Suara.com - Isolasi internasional terhadap Rusia menempatkan negara-negara BRICS dalam posisi terjepit. Brasil, India, Cina, dan Afrika Selatan ingin memetik keuntungan, tetapi khawatir akan dampak sanksi negara Barat.
Kelompok negara BRICS (Brasil, India, Cina, dan Afrika Selatan) semakin didesak untuk memperjelas sikap terhadap invasi Rusia di Ukraina.
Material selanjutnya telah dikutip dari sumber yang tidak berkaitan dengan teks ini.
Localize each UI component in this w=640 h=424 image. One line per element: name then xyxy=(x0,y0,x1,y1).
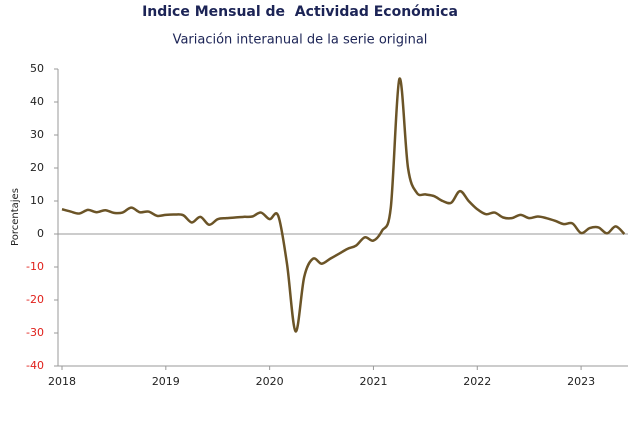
x-tick-label: 2019 xyxy=(152,375,180,388)
x-tick-label: 2022 xyxy=(463,375,491,388)
y-tick-label: -20 xyxy=(26,293,44,306)
chart-subtitle: Variación interanual de la serie origina… xyxy=(173,33,428,48)
x-tick-label: 2020 xyxy=(256,375,284,388)
x-tick-label: 2023 xyxy=(567,375,595,388)
series-line xyxy=(61,77,626,333)
y-axis-label: Porcentajes xyxy=(10,188,21,246)
x-tick-label: 2021 xyxy=(359,375,387,388)
chart-title: Indice Mensual de Actividad Económica xyxy=(142,4,458,20)
y-tick-label: -10 xyxy=(26,260,44,273)
y-tick-label: 40 xyxy=(30,95,44,108)
y-tick-label: 50 xyxy=(30,62,44,75)
y-tick-label: 20 xyxy=(30,161,44,174)
x-tick-label: 2018 xyxy=(48,375,76,388)
y-tick-label: 30 xyxy=(30,128,44,141)
y-tick-label: -30 xyxy=(26,326,44,339)
y-tick-label: 10 xyxy=(30,194,44,207)
y-tick-label: -40 xyxy=(26,359,44,372)
y-tick-label: 0 xyxy=(37,227,44,240)
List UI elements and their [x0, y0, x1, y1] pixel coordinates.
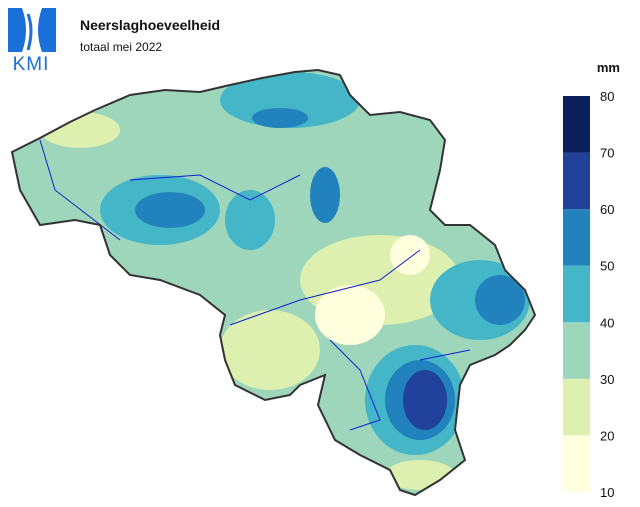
legend-tick-label: 70 [600, 146, 614, 161]
legend-tick-label: 20 [600, 428, 614, 443]
legend-unit: mm [597, 60, 620, 75]
legend: 10 20 30 40 50 60 70 80 [563, 89, 614, 500]
legend-bin [563, 322, 590, 379]
legend-bin [563, 378, 590, 436]
legend-bin [563, 152, 590, 210]
legend-tick-label: 40 [600, 315, 614, 330]
legend-bin [563, 265, 590, 323]
legend-tick-label: 60 [600, 202, 614, 217]
legend-tick-label: 80 [600, 89, 614, 104]
logo: KMI [8, 8, 56, 75]
title: Neerslaghoeveelheid [80, 17, 220, 33]
legend-bin [563, 96, 590, 153]
legend-tick-label: 50 [600, 259, 614, 274]
legend-bin [563, 435, 590, 492]
logo-text: KMI [13, 54, 50, 75]
map [12, 70, 535, 495]
legend-tick-label: 10 [600, 485, 614, 500]
subtitle: totaal mei 2022 [80, 40, 162, 54]
legend-tick-label: 30 [600, 372, 614, 387]
legend-bin [563, 209, 590, 266]
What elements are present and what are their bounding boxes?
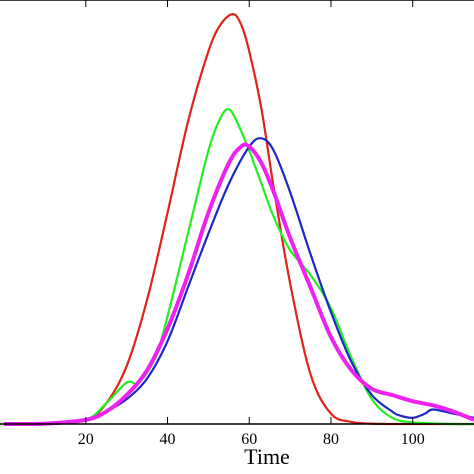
x-tick-label: 80 xyxy=(323,431,339,448)
x-tick-label: 60 xyxy=(241,431,257,448)
axes-layer: 20 40 60 80 100 xyxy=(0,0,474,448)
plot-frame xyxy=(0,0,474,425)
series-line-4 xyxy=(4,142,474,427)
series-line-2 xyxy=(4,108,474,426)
x-tick-label: 100 xyxy=(401,431,425,448)
x-tick-label: 20 xyxy=(78,431,94,448)
x-tick-label: 40 xyxy=(160,431,176,448)
x-axis-title: Time xyxy=(244,444,290,469)
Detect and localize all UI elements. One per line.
Persekutuan dagang negara-negara ekonomi menengah itu merupakan pemasok bahan baku terbesar bagi Rusia dan sebabnya berperan penting dalam menegakkan sanksi internasional.
Salah satunya adalah kredit dagang melalui Bank Pembangunan Baru (NDB), lembaga kredit yang dibentuk kelima negara.
Baca Juga: Harga Emas Naik Imbas Keraguan Gencatan Senjata Rusia-Ukraina
NDB meminjam duit di pasar internasional dengan bunga rendah untuk kemudian dikucurkan dalam bentuk kredit kepada negara-negara BRICS.
"Saat ini posisi BRICS cenderung menahan diri dan tidak ada koordinasi politik yang kuat untuk bereaksi terhadap sanksi oleh Amerika Serikat dan Eropa,” kata Roberto Goulart dari Universitas Brasilia kepada DW.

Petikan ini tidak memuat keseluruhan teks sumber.